Responding to Submissive Urination
If you know your puppy is prone to leaking urine in certain situations, try to prevent it from occurring. For example, greet your puppy outside rather than inside on the carpet. Then greet him calmly, with love and affection, but with as little excitement as possible. Touch him gently but don’t hug or squeeze him. Talk to him affectionately but quietly and calmly. Look towards him but don’t stare at him. Find where his level of over-stimulation is and try not to go beyond it.
Don’t yell, scream, scold, or otherwise punish him for submissive urination.
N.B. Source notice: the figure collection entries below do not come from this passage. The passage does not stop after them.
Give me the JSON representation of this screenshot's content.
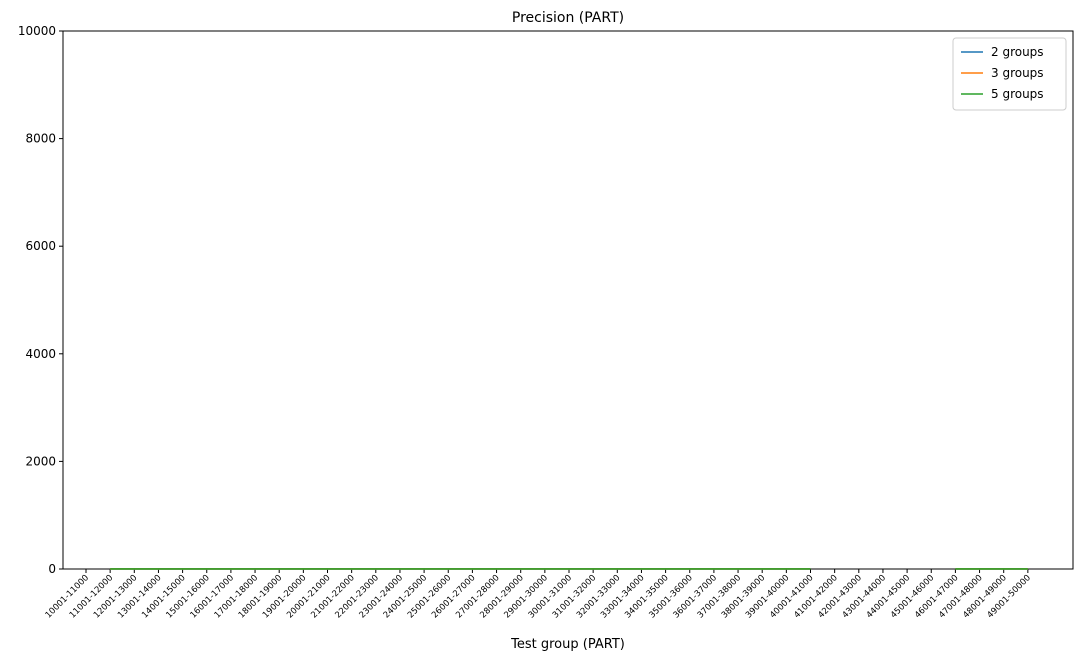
{
  "chart_data": {
    "type": "line",
    "title": "Precision (PART)",
    "xlabel": "Test group (PART)",
    "ylabel": "",
    "ylim": [
      0,
      10000
    ],
    "yticks": [
      0,
      2000,
      4000,
      6000,
      8000,
      10000
    ],
    "grid": false,
    "legend_position": "top-right",
    "categories": [
      "10001-11000",
      "11001-12000",
      "12001-13000",
      "13001-14000",
      "14001-15000",
      "15001-16000",
      "16001-17000",
      "17001-18000",
      "18001-19000",
      "19001-20000",
      "20001-21000",
      "21001-22000",
      "22001-23000",
      "23001-24000",
      "24001-25000",
      "25001-26000",
      "26001-27000",
      "27001-28000",
      "28001-29000",
      "29001-30000",
      "30001-31000",
      "31001-32000",
      "32001-33000",
      "33001-34000",
      "34001-35000",
      "35001-36000",
      "36001-37000",
      "37001-38000",
      "38001-39000",
      "39001-40000",
      "40001-41000",
      "41001-42000",
      "42001-43000",
      "43001-44000",
      "44001-45000",
      "45001-46000",
      "46001-47000",
      "47001-48000",
      "48001-49000",
      "49001-50000"
    ],
    "series": [
      {
        "name": "2 groups",
        "color": "#1f77b4",
        "values": [
          null,
          1,
          1,
          1,
          1,
          1,
          1,
          1,
          1,
          1,
          1,
          1,
          1,
          1,
          1,
          1,
          1,
          1,
          1,
          1,
          1,
          1,
          1,
          1,
          1,
          1,
          1,
          1,
          1,
          1,
          1,
          null,
          null,
          null,
          null,
          null,
          1,
          1,
          1,
          1
        ]
      },
      {
        "name": "3 groups",
        "color": "#ff7f0e",
        "values": [
          null,
          1,
          1,
          1,
          1,
          1,
          1,
          1,
          1,
          1,
          1,
          1,
          1,
          1,
          1,
          1,
          1,
          1,
          1,
          1,
          1,
          1,
          1,
          1,
          1,
          1,
          1,
          1,
          1,
          1,
          1,
          null,
          null,
          null,
          null,
          null,
          1,
          1,
          1,
          1
        ]
      },
      {
        "name": "5 groups",
        "color": "#2ca02c",
        "values": [
          null,
          1,
          1,
          1,
          1,
          1,
          1,
          1,
          1,
          1,
          1,
          1,
          1,
          1,
          1,
          1,
          1,
          1,
          1,
          1,
          1,
          1,
          1,
          1,
          1,
          1,
          1,
          1,
          1,
          1,
          1,
          null,
          null,
          null,
          null,
          null,
          1,
          1,
          1,
          1
        ]
      }
    ]
  }
}
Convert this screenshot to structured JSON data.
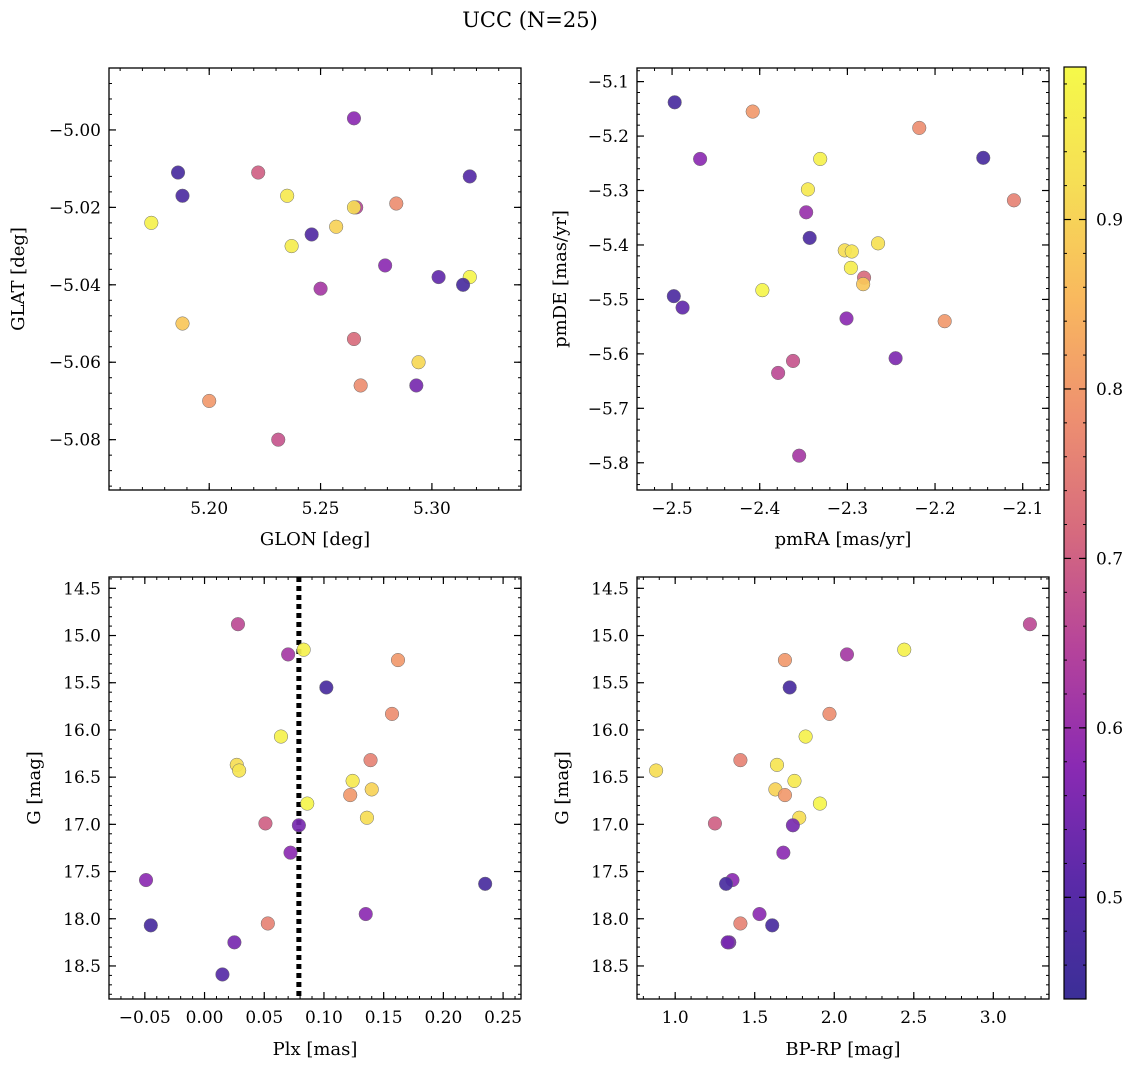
{
  "figure": {
    "title": "UCC (N=25)"
  },
  "chart_data": [
    {
      "type": "scatter",
      "panel": "top-left",
      "xlabel": "GLON [deg]",
      "ylabel": "GLAT [deg]",
      "xlim": [
        5.155,
        5.34
      ],
      "ylim": [
        -5.093,
        -4.984
      ],
      "y_inverted": false,
      "xticks": [
        5.2,
        5.25,
        5.3
      ],
      "xtick_labels": [
        "5.20",
        "5.25",
        "5.30"
      ],
      "yticks": [
        -5.08,
        -5.06,
        -5.04,
        -5.02,
        -5.0
      ],
      "ytick_labels": [
        "−5.08",
        "−5.06",
        "−5.04",
        "−5.02",
        "−5.00"
      ],
      "x": [
        5.265,
        5.186,
        5.188,
        5.222,
        5.235,
        5.174,
        5.266,
        5.265,
        5.284,
        5.317,
        5.246,
        5.257,
        5.237,
        5.279,
        5.303,
        5.317,
        5.314,
        5.25,
        5.188,
        5.265,
        5.294,
        5.268,
        5.293,
        5.2,
        5.231
      ],
      "y": [
        -4.997,
        -5.011,
        -5.017,
        -5.011,
        -5.017,
        -5.024,
        -5.02,
        -5.02,
        -5.019,
        -5.012,
        -5.027,
        -5.025,
        -5.03,
        -5.035,
        -5.038,
        -5.038,
        -5.04,
        -5.041,
        -5.05,
        -5.054,
        -5.06,
        -5.066,
        -5.066,
        -5.07,
        -5.08
      ],
      "color": [
        0.58,
        0.47,
        0.48,
        0.7,
        0.95,
        0.97,
        0.65,
        0.92,
        0.78,
        0.5,
        0.49,
        0.9,
        0.96,
        0.58,
        0.52,
        0.98,
        0.47,
        0.62,
        0.88,
        0.72,
        0.91,
        0.78,
        0.55,
        0.8,
        0.68
      ]
    },
    {
      "type": "scatter",
      "panel": "top-right",
      "xlabel": "pmRA [mas/yr]",
      "ylabel": "pmDE [mas/yr]",
      "xlim": [
        -2.54,
        -2.07
      ],
      "ylim": [
        -5.85,
        -5.075
      ],
      "y_inverted": false,
      "xticks": [
        -2.5,
        -2.4,
        -2.3,
        -2.2,
        -2.1
      ],
      "xtick_labels": [
        "−2.5",
        "−2.4",
        "−2.3",
        "−2.2",
        "−2.1"
      ],
      "yticks": [
        -5.8,
        -5.7,
        -5.6,
        -5.5,
        -5.4,
        -5.3,
        -5.2,
        -5.1
      ],
      "ytick_labels": [
        "−5.8",
        "−5.7",
        "−5.6",
        "−5.5",
        "−5.4",
        "−5.3",
        "−5.2",
        "−5.1"
      ],
      "x": [
        -2.497,
        -2.408,
        -2.218,
        -2.468,
        -2.331,
        -2.145,
        -2.345,
        -2.11,
        -2.347,
        -2.343,
        -2.303,
        -2.295,
        -2.265,
        -2.296,
        -2.281,
        -2.282,
        -2.397,
        -2.498,
        -2.488,
        -2.189,
        -2.301,
        -2.245,
        -2.362,
        -2.379,
        -2.355
      ],
      "y": [
        -5.138,
        -5.155,
        -5.185,
        -5.242,
        -5.242,
        -5.24,
        -5.298,
        -5.318,
        -5.34,
        -5.387,
        -5.41,
        -5.412,
        -5.397,
        -5.442,
        -5.46,
        -5.472,
        -5.483,
        -5.494,
        -5.515,
        -5.54,
        -5.535,
        -5.608,
        -5.613,
        -5.635,
        -5.787
      ],
      "color": [
        0.47,
        0.8,
        0.78,
        0.58,
        0.97,
        0.47,
        0.95,
        0.76,
        0.6,
        0.48,
        0.92,
        0.94,
        0.93,
        0.96,
        0.72,
        0.88,
        0.98,
        0.48,
        0.52,
        0.8,
        0.58,
        0.56,
        0.68,
        0.66,
        0.62
      ]
    },
    {
      "type": "scatter",
      "panel": "bottom-left",
      "xlabel": "Plx [mas]",
      "ylabel": "G [mag]",
      "xlim": [
        -0.08,
        0.265
      ],
      "ylim": [
        18.85,
        14.38
      ],
      "y_inverted": true,
      "xticks": [
        -0.05,
        0.0,
        0.05,
        0.1,
        0.15,
        0.2,
        0.25
      ],
      "xtick_labels": [
        "−0.05",
        "0.00",
        "0.05",
        "0.10",
        "0.15",
        "0.20",
        "0.25"
      ],
      "yticks": [
        14.5,
        15.0,
        15.5,
        16.0,
        16.5,
        17.0,
        17.5,
        18.0,
        18.5
      ],
      "ytick_labels": [
        "14.5",
        "15.0",
        "15.5",
        "16.0",
        "16.5",
        "17.0",
        "17.5",
        "18.0",
        "18.5"
      ],
      "reference_line": {
        "x": 0.079,
        "style": "dotted"
      },
      "x": [
        0.028,
        0.07,
        0.083,
        0.162,
        0.102,
        0.157,
        0.064,
        0.139,
        0.027,
        0.029,
        0.124,
        0.14,
        0.122,
        0.086,
        0.136,
        0.051,
        0.079,
        0.072,
        -0.049,
        0.235,
        0.135,
        -0.045,
        0.053,
        0.025,
        0.015
      ],
      "y": [
        14.88,
        15.2,
        15.15,
        15.26,
        15.55,
        15.83,
        16.07,
        16.32,
        16.37,
        16.43,
        16.54,
        16.63,
        16.69,
        16.78,
        16.93,
        16.99,
        17.01,
        17.3,
        17.59,
        17.63,
        17.95,
        18.07,
        18.05,
        18.25,
        18.59
      ],
      "color": [
        0.66,
        0.62,
        0.97,
        0.8,
        0.47,
        0.78,
        0.97,
        0.76,
        0.92,
        0.94,
        0.95,
        0.9,
        0.8,
        0.98,
        0.92,
        0.7,
        0.55,
        0.58,
        0.58,
        0.47,
        0.58,
        0.47,
        0.76,
        0.55,
        0.5
      ]
    },
    {
      "type": "scatter",
      "panel": "bottom-right",
      "xlabel": "BP-RP [mag]",
      "ylabel": "G [mag]",
      "xlim": [
        0.76,
        3.35
      ],
      "ylim": [
        18.85,
        14.38
      ],
      "y_inverted": true,
      "xticks": [
        1.0,
        1.5,
        2.0,
        2.5,
        3.0
      ],
      "xtick_labels": [
        "1.0",
        "1.5",
        "2.0",
        "2.5",
        "3.0"
      ],
      "yticks": [
        14.5,
        15.0,
        15.5,
        16.0,
        16.5,
        17.0,
        17.5,
        18.0,
        18.5
      ],
      "ytick_labels": [
        "14.5",
        "15.0",
        "15.5",
        "16.0",
        "16.5",
        "17.0",
        "17.5",
        "18.0",
        "18.5"
      ],
      "x": [
        3.23,
        2.44,
        2.08,
        1.69,
        1.72,
        1.97,
        1.82,
        1.41,
        0.88,
        1.64,
        1.75,
        1.63,
        1.69,
        1.91,
        1.78,
        1.25,
        1.74,
        1.68,
        1.36,
        1.32,
        1.53,
        1.41,
        1.61,
        1.34,
        1.33
      ],
      "y": [
        14.88,
        15.15,
        15.2,
        15.26,
        15.55,
        15.83,
        16.07,
        16.32,
        16.43,
        16.37,
        16.54,
        16.63,
        16.69,
        16.78,
        16.93,
        16.99,
        17.01,
        17.3,
        17.59,
        17.63,
        17.95,
        18.05,
        18.07,
        18.25,
        18.25
      ],
      "color": [
        0.66,
        0.97,
        0.62,
        0.8,
        0.47,
        0.78,
        0.97,
        0.76,
        0.92,
        0.94,
        0.95,
        0.9,
        0.8,
        0.98,
        0.92,
        0.7,
        0.55,
        0.58,
        0.58,
        0.47,
        0.58,
        0.76,
        0.47,
        0.55,
        0.55
      ]
    }
  ],
  "colorbar": {
    "cmap": "plasma",
    "range": [
      0.44,
      0.99
    ],
    "ticks": [
      0.5,
      0.6,
      0.7,
      0.8,
      0.9
    ],
    "tick_labels": [
      "0.5",
      "0.6",
      "0.7",
      "0.8",
      "0.9"
    ],
    "gradient_colors": [
      "#3b2f97",
      "#5a2aa8",
      "#8a2ab3",
      "#b5439b",
      "#d66a7e",
      "#ee9070",
      "#f9b85e",
      "#f6de55",
      "#f5f94a"
    ]
  }
}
Your puppy isn’t doing this on purpose and he doesn’t have any control over it. Instead, concentrate on preventing it and if unable to do that, just clean it up.
Most Puppies Grow Out of It
Most puppies who have submissive urination tend to grow out of it by seven or eight months, although some continue to do it until about a year of age.
If punished for urine leaks, however, he may become more anxious and less confident and then will continue leaking when stressed. It’s important to try and prevent episodes but, when they do occur, don’t make a big deal out of it. If you feel there is more going on behaviorally than simple submissive urination, talk to your dog trainer or behaviorist for some help.
If your puppy stops leaking and then begins again, or if your puppy who never showed any tendency to have submissive urination suddenly start leaking, talk to your veterinarian. There are medical conditions, including urinary tract infections, that can cause urine leakage or increases in urination.